A principal tecnologia de manejo que complementa o ajuste da lotação é o encurtamento da estação de monta. Uma estação de monta mais curta traz vantagens que se complementam:

  • Alívio da Taxa de Lotação na Seca: Permite que grande parte dos nascimentos e desmamas ocorra no período das águas ou transição, aliviando o pasto na seca.
  • Descarte Antecipado de Matrizes Vazias: O toque de gestação pode ser feito mais cedo. As vacas vazias são diagnosticadas em janeiro/fevereiro.
  • Engorda com Custo Reduzido: Identificar cedo as fêmeas de descarte permite que elas sejam engordadas enquanto o pasto ainda está verde, com custo nutricional mais baixo. Isso é crucial, pois engordar uma fêmea vazia na pastagem seca é muito mais caro.
  • Não Competição por Capim Seco: Ao abater as vacas vazias mais cedo, elas não competem pelo escasso capim seco, que pode ser direcionado para categorias mais exigentes (novilhas em recria, vacas gestantes, bezerros de desmama).
  • Padronização e Manejo: Permite padronizar os bezerros, pois nascem com idades mais próximas, facilitando a formação de lotes para venda ou manejo dentro da fazenda.
  • Seleção Genética: Ajuda na seleção para fertilidade. Apenas matrizes que emprenham dentro do período estipulado permanecem na fazenda, acumulando genes que se traduzem em precocidade sexual, maior taxa de prenhez e habilidade materna para desmamar bezerros mais pesados.
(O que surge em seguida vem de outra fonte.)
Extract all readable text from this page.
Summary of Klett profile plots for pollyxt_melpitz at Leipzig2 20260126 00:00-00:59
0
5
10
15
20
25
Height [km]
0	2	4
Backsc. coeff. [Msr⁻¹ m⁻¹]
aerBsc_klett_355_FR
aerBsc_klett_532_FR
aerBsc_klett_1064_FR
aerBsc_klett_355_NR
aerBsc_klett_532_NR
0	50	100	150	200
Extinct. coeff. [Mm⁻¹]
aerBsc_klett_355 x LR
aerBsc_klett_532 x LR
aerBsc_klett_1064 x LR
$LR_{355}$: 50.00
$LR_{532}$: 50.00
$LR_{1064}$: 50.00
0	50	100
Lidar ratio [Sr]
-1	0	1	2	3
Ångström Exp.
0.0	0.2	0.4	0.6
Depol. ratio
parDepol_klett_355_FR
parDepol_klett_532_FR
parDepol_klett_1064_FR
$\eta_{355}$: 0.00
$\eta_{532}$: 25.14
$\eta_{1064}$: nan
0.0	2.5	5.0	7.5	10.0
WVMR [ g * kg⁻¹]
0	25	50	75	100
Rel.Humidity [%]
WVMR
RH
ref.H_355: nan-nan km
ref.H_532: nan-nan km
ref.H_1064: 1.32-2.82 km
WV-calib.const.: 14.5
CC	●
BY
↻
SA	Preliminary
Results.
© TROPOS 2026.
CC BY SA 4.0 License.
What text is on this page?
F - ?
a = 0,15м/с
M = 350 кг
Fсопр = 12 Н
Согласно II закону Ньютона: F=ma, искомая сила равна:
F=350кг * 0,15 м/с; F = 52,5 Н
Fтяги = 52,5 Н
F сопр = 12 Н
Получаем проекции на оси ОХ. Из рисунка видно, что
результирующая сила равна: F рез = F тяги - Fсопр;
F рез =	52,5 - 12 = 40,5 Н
Além disso, fazendas top conseguem trabalhar com a precocidade, fazendo com que as fêmeas entrem em monta aos 13 ou 14 meses, eliminando virtualmente uma categoria de recria dentro da fazenda, o que representa um enorme salto de eficiência.

Um Ponto de Atenção: Manejo de Novilhas (Primíparas)

Embora a precocidade seja desejável, as novilhas (que se tornarão primíparas) são bastante exigentes, pois precisam produzir leite, manter a condição corporal e crescer simultaneamente. Uma estratégia comum, embora sem regras fixas, é julgar a estação de monta das novilhas um pouco depois das matrizes. Se parirem muito cedo ou no período seco, isso pode prejudicar o score corporal delas, levando a uma menor taxa de prenhez na estação seguinte.

Eficiência Operacional é o Amortecedor

A eficiência operacional é o ponto forte que garante o resultado e a sobrevivência do negócio. Fazendas de cria que investem em processos maduros — como o ajuste da taxa de lotação e o encurtamento da estação de monta — conseguem sincronizar a necessidade nutricional do rebanho com a curva de produção da fazenda, promovendo um custeio mais baixo.

Ter boas estratégias melhora o resultado e, em momentos ruins do ciclo pecuário (fundo do poço), a eficiência operacional atua como um amortecedor para minimizar os riscos e evitar que a fazenda atinja margens negativas. É crucial, portanto, a gestão dos números e indicadores para transformar os resultados.